3. Participa e involucra a tus hijos

Otra forma de hacer que los niños se entusiasmen con los cubrimientos faciales es hacerlos parte del proceso. Esto puede ser tan simple como dejar que los niños elijan sus propias mascarillas.

4. Práctica y más práctica

Una vez que los padres hayan convencido a los niños de la idea de usar mascarillas, es fundamental que los padres lo adopten. Esto significa hacer que los niños usen los cubrebocas y que los padres lo hagan también de la manera correcta.

Los padres pueden intentar que los niños usen sus 'barbijos' en la casa por lapsos cortos para sentirse más cómodos, dijo Suárez, la psiquiatra.
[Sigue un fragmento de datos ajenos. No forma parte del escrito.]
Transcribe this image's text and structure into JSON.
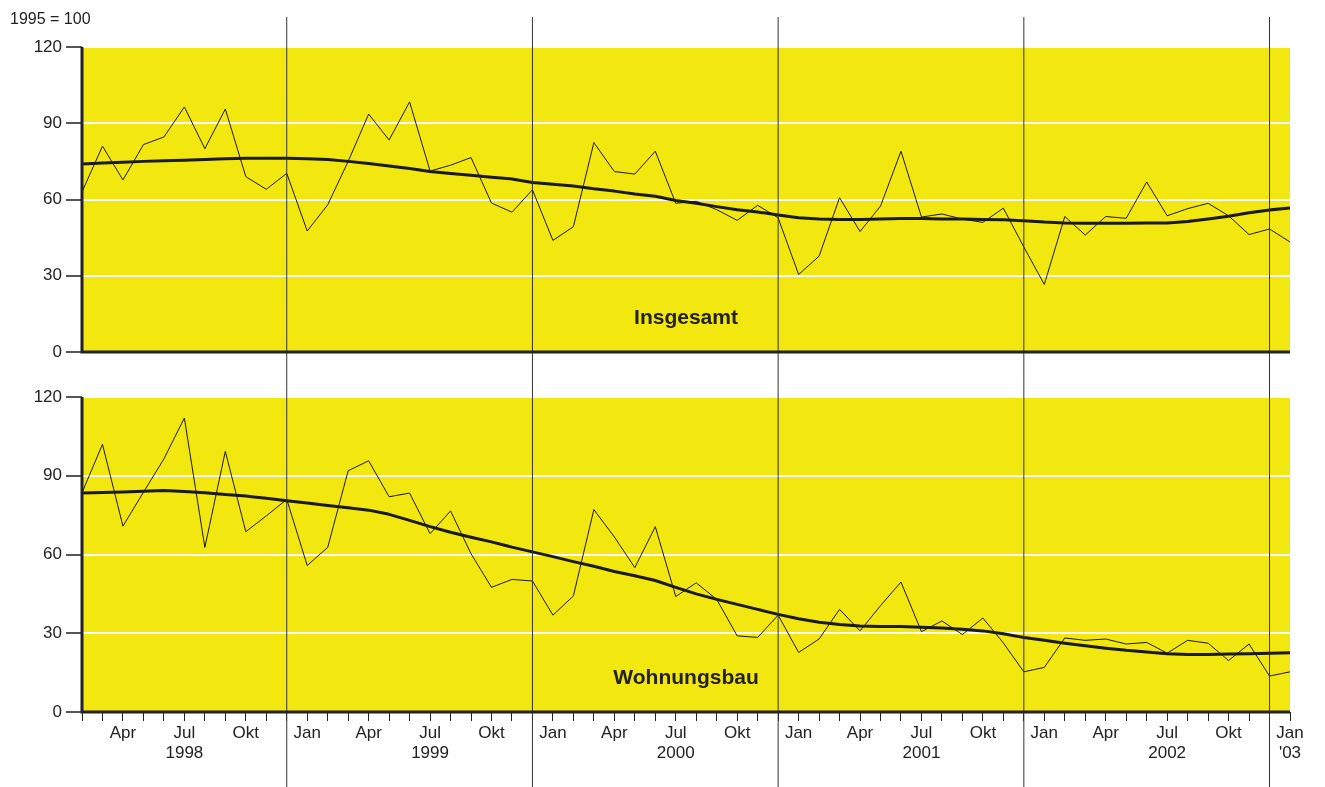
{
  "chart_data": [
    {
      "type": "line",
      "ylabel": "1995 = 100",
      "annotations": [
        "Insgesamt"
      ],
      "marker": "none",
      "grid": "y",
      "tick_labels": "y",
      "x": [
        "1998-02",
        "1998-03",
        "1998-04",
        "1998-05",
        "1998-06",
        "1998-07",
        "1998-08",
        "1998-09",
        "1998-10",
        "1998-11",
        "1998-12",
        "1999-01",
        "1999-02",
        "1999-03",
        "1999-04",
        "1999-05",
        "1999-06",
        "1999-07",
        "1999-08",
        "1999-09",
        "1999-10",
        "1999-11",
        "1999-12",
        "2000-01",
        "2000-02",
        "2000-03",
        "2000-04",
        "2000-05",
        "2000-06",
        "2000-07",
        "2000-08",
        "2000-09",
        "2000-10",
        "2000-11",
        "2000-12",
        "2001-01",
        "2001-02",
        "2001-03",
        "2001-04",
        "2001-05",
        "2001-06",
        "2001-07",
        "2001-08",
        "2001-09",
        "2001-10",
        "2001-11",
        "2001-12",
        "2002-01",
        "2002-02",
        "2002-03",
        "2002-04",
        "2002-05",
        "2002-06",
        "2002-07",
        "2002-08",
        "2002-09",
        "2002-10",
        "2002-11",
        "2002-12",
        "2003-01"
      ],
      "xlim": [
        "1998-02",
        "2003-01"
      ],
      "ylim": [
        0,
        120
      ],
      "yticks": [
        0,
        30,
        60,
        90,
        120
      ],
      "ref_lines": [
        {
          "axis": "x",
          "value": "1998-12"
        },
        {
          "axis": "x",
          "value": "1999-12"
        },
        {
          "axis": "x",
          "value": "2000-12"
        },
        {
          "axis": "x",
          "value": "2001-12"
        },
        {
          "axis": "x",
          "value": "2002-12"
        }
      ],
      "series": [
        {
          "color": "#1a1a1a",
          "values": [
            63,
            81,
            67.7,
            81.6,
            84.6,
            96.4,
            80,
            95.6,
            69,
            64,
            70.3,
            47.6,
            57.9,
            75,
            93.6,
            83.4,
            98.4,
            71.2,
            73.5,
            76.5,
            58.6,
            55,
            63.8,
            43.9,
            49.3,
            82.4,
            71,
            70,
            79,
            58.5,
            59.3,
            56,
            51.8,
            57.7,
            52.8,
            30.5,
            37.7,
            60.7,
            47.4,
            57.4,
            79,
            53.1,
            54.3,
            52.3,
            51,
            56.6,
            41.3,
            26.6,
            53.3,
            46,
            53.3,
            52.6,
            66.9,
            53.6,
            56.4,
            58.5,
            53.6,
            46.2,
            48.4,
            43.3
          ]
        },
        {
          "color": "#1a1a1a",
          "values": [
            74,
            74.4,
            74.7,
            75,
            75.2,
            75.4,
            75.7,
            76,
            76.2,
            76.2,
            76.2,
            76,
            75.7,
            75,
            74.2,
            73.2,
            72.2,
            71,
            70.2,
            69.5,
            68.8,
            68.1,
            66.7,
            66,
            65.3,
            64.2,
            63.3,
            62.2,
            61.3,
            59.6,
            58.5,
            57.2,
            56,
            55.1,
            53.9,
            52.8,
            52.3,
            52.1,
            52.1,
            52.3,
            52.5,
            52.5,
            52.3,
            52.3,
            52.1,
            52,
            51.6,
            51.1,
            50.8,
            50.7,
            50.7,
            50.7,
            50.8,
            50.8,
            51.3,
            52.3,
            53.4,
            54.8,
            55.9,
            56.7
          ]
        }
      ]
    },
    {
      "type": "line",
      "annotations": [
        "Wohnungsbau"
      ],
      "marker": "none",
      "grid": "y",
      "x": [
        "1998-02",
        "1998-03",
        "1998-04",
        "1998-05",
        "1998-06",
        "1998-07",
        "1998-08",
        "1998-09",
        "1998-10",
        "1998-11",
        "1998-12",
        "1999-01",
        "1999-02",
        "1999-03",
        "1999-04",
        "1999-05",
        "1999-06",
        "1999-07",
        "1999-08",
        "1999-09",
        "1999-10",
        "1999-11",
        "1999-12",
        "2000-01",
        "2000-02",
        "2000-03",
        "2000-04",
        "2000-05",
        "2000-06",
        "2000-07",
        "2000-08",
        "2000-09",
        "2000-10",
        "2000-11",
        "2000-12",
        "2001-01",
        "2001-02",
        "2001-03",
        "2001-04",
        "2001-05",
        "2001-06",
        "2001-07",
        "2001-08",
        "2001-09",
        "2001-10",
        "2001-11",
        "2001-12",
        "2002-01",
        "2002-02",
        "2002-03",
        "2002-04",
        "2002-05",
        "2002-06",
        "2002-07",
        "2002-08",
        "2002-09",
        "2002-10",
        "2002-11",
        "2002-12",
        "2003-01"
      ],
      "xlim": [
        "1998-02",
        "2003-01"
      ],
      "ylim": [
        0,
        120
      ],
      "yticks": [
        0,
        30,
        60,
        90,
        120
      ],
      "xticks": [
        {
          "value": "1998-02",
          "label": null
        },
        {
          "value": "1998-03",
          "label": null
        },
        {
          "value": "1998-04",
          "label": "Apr"
        },
        {
          "value": "1998-05",
          "label": null
        },
        {
          "value": "1998-06",
          "label": null
        },
        {
          "value": "1998-07",
          "label": "Jul\n1998"
        },
        {
          "value": "1998-08",
          "label": null
        },
        {
          "value": "1998-09",
          "label": null
        },
        {
          "value": "1998-10",
          "label": "Okt"
        },
        {
          "value": "1998-11",
          "label": null
        },
        {
          "value": "1998-12",
          "label": null
        },
        {
          "value": "1999-01",
          "label": "Jan"
        },
        {
          "value": "1999-02",
          "label": null
        },
        {
          "value": "1999-03",
          "label": null
        },
        {
          "value": "1999-04",
          "label": "Apr"
        },
        {
          "value": "1999-05",
          "label": null
        },
        {
          "value": "1999-06",
          "label": null
        },
        {
          "value": "1999-07",
          "label": "Jul\n1999"
        },
        {
          "value": "1999-08",
          "label": null
        },
        {
          "value": "1999-09",
          "label": null
        },
        {
          "value": "1999-10",
          "label": "Okt"
        },
        {
          "value": "1999-11",
          "label": null
        },
        {
          "value": "1999-12",
          "label": null
        },
        {
          "value": "2000-01",
          "label": "Jan"
        },
        {
          "value": "2000-02",
          "label": null
        },
        {
          "value": "2000-03",
          "label": null
        },
        {
          "value": "2000-04",
          "label": "Apr"
        },
        {
          "value": "2000-05",
          "label": null
        },
        {
          "value": "2000-06",
          "label": null
        },
        {
          "value": "2000-07",
          "label": "Jul\n2000"
        },
        {
          "value": "2000-08",
          "label": null
        },
        {
          "value": "2000-09",
          "label": null
        },
        {
          "value": "2000-10",
          "label": "Okt"
        },
        {
          "value": "2000-11",
          "label": null
        },
        {
          "value": "2000-12",
          "label": null
        },
        {
          "value": "2001-01",
          "label": "Jan"
        },
        {
          "value": "2001-02",
          "label": null
        },
        {
          "value": "2001-03",
          "label": null
        },
        {
          "value": "2001-04",
          "label": "Apr"
        },
        {
          "value": "2001-05",
          "label": null
        },
        {
          "value": "2001-06",
          "label": null
        },
        {
          "value": "2001-07",
          "label": "Jul\n2001"
        },
        {
          "value": "2001-08",
          "label": null
        },
        {
          "value": "2001-09",
          "label": null
        },
        {
          "value": "2001-10",
          "label": "Okt"
        },
        {
          "value": "2001-11",
          "label": null
        },
        {
          "value": "2001-12",
          "label": null
        },
        {
          "value": "2002-01",
          "label": "Jan"
        },
        {
          "value": "2002-02",
          "label": null
        },
        {
          "value": "2002-03",
          "label": null
        },
        {
          "value": "2002-04",
          "label": "Apr"
        },
        {
          "value": "2002-05",
          "label": null
        },
        {
          "value": "2002-06",
          "label": null
        },
        {
          "value": "2002-07",
          "label": "Jul\n2002"
        },
        {
          "value": "2002-08",
          "label": null
        },
        {
          "value": "2002-09",
          "label": null
        },
        {
          "value": "2002-10",
          "label": "Okt"
        },
        {
          "value": "2002-11",
          "label": null
        },
        {
          "value": "2002-12",
          "label": null
        },
        {
          "value": "2003-01",
          "label": "Jan\n'03"
        }
      ],
      "ref_lines": [
        {
          "axis": "x",
          "value": "1998-12"
        },
        {
          "axis": "x",
          "value": "1999-12"
        },
        {
          "axis": "x",
          "value": "2000-12"
        },
        {
          "axis": "x",
          "value": "2001-12"
        },
        {
          "axis": "x",
          "value": "2002-12"
        }
      ],
      "series": [
        {
          "color": "#1a1a1a",
          "values": [
            83.5,
            102,
            70.8,
            83.7,
            96.4,
            112,
            62.7,
            99.3,
            68.7,
            74.7,
            81,
            55.8,
            62.7,
            91.9,
            95.7,
            82,
            83.4,
            67.9,
            76.6,
            60.3,
            47.5,
            50.5,
            49.9,
            36.9,
            44.2,
            77.1,
            66.7,
            55,
            70.6,
            44,
            49.2,
            42.9,
            29,
            28.4,
            36.9,
            22.7,
            27.8,
            39.1,
            30.9,
            40.5,
            49.5,
            30.6,
            34.7,
            29.5,
            35.8,
            26.3,
            15.3,
            17,
            28.2,
            27.3,
            27.8,
            25.9,
            26.5,
            22.4,
            27.3,
            26.2,
            19.6,
            25.9,
            13.7,
            15.3
          ]
        },
        {
          "color": "#1a1a1a",
          "values": [
            83.4,
            83.6,
            83.8,
            84.1,
            84.4,
            84,
            83.5,
            82.9,
            82.3,
            81.4,
            80.5,
            79.6,
            78.7,
            77.8,
            76.9,
            75.3,
            73,
            70.6,
            68.5,
            66.6,
            64.8,
            62.8,
            61,
            59.2,
            57.3,
            55.5,
            53.5,
            51.9,
            50.1,
            47.5,
            45,
            42.9,
            41,
            39.1,
            37.2,
            35.5,
            34.2,
            33.3,
            32.8,
            32.6,
            32.6,
            32.3,
            32,
            31.5,
            30.9,
            29.8,
            28.4,
            27.3,
            26.2,
            25.2,
            24.3,
            23.5,
            22.9,
            22.2,
            21.9,
            21.9,
            22.1,
            22.2,
            22.4,
            22.6
          ]
        }
      ]
    }
  ]
}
Otra actividad divertida es hacer que los niños se pongan mascarilla y se miren en el espejo para familiarizarse con las diferentes permutaciones de "sonreír" o sonreír con los ojos. Es decir, se podría considerar esta protección como un juego de rostros y expresiones.

5. Comunicación repetida

Esto es necesario especialmente con los niños más pequeños. La repetición es clave para asegurar el cumplimiento de las nuevas reglas. Esto significa que, por mucho que no quieras regañar, es posible que tengas que sonar como un disco rayado para que tus hijos se tomen en serio los cubrimientos faciales y comprendan la gravedad de la situación en medio de una pandemia mundial.

En este contexto, la constancia del juego es clave, recordando la principal regla para moverse por el mundo, al menos por ahora.